There is no more denying that these two elements are closely linked and intertwined with one another on multiple levels of your life and existence. You need to be able to tap into it effectively to get lasting success and results. Again, it is not like a formula or recipe, you will uncover pieces of it as you go along and one plan will not necessarily work as is for someone else or everybody. It is up to you, to an extent to come up with the solution yourself over time, as you learn more about your body and what it needs to be in that optimal functioning state. It touches each and every aspect of our lives in some way – each of us differently. Both the beauty and appeal of this model and thinking of it to every individual makes it extra attractive and widely supported. It is and offers something completely different for everyone and anyone. It give us shared bonds, commonalities, yet recognizes and celebrates our variety, variation, diversity and differences. We can learn, share and benefit from also learning from one another.

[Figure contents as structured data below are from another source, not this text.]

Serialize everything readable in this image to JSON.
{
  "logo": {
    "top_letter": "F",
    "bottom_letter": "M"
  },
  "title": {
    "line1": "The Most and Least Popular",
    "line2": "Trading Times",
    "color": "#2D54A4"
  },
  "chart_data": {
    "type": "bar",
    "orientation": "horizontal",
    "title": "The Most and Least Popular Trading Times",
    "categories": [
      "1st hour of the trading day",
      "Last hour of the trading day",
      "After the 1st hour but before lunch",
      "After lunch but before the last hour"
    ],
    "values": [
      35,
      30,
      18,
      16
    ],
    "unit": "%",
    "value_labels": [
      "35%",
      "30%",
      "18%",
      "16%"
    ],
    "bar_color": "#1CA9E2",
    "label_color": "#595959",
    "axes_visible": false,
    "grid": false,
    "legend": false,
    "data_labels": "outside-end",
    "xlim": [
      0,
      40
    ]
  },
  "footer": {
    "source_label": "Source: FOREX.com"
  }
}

It does not matter what our age, culture, dimensions, weight, conditioning, physique, BODY TYPOLOGY might be, you are still HUMAN! We are more than our genes and genetics.

We need to learn to recognize and celebrate these facts and strengths we have and not merely overlook them.

Our own self-awareness and knowledge needs to be cultivated and grown also in the area of fitness, health and exercise and body type. We need to make our exercise, activities, sports and hobbies work its magic for each of us in its own unique way. We need to be as broad or specific as we need to be in order to get things done, now and in the future, for each of us.

The ‘typing’ or coding, sorting systems we use might be old or innovatively new, broad, general, or specific and inclusive, we just need to figure it out for ourselves, one by one and keep adding to the body of knowledge that helps us understand ourselves, our bodies and exercise, optimal living a little better – enjoying of its bounty and not get lost in the mechanics of it all.


This site is for information and support only and NOT a substitute for professional diagnosis and treatment!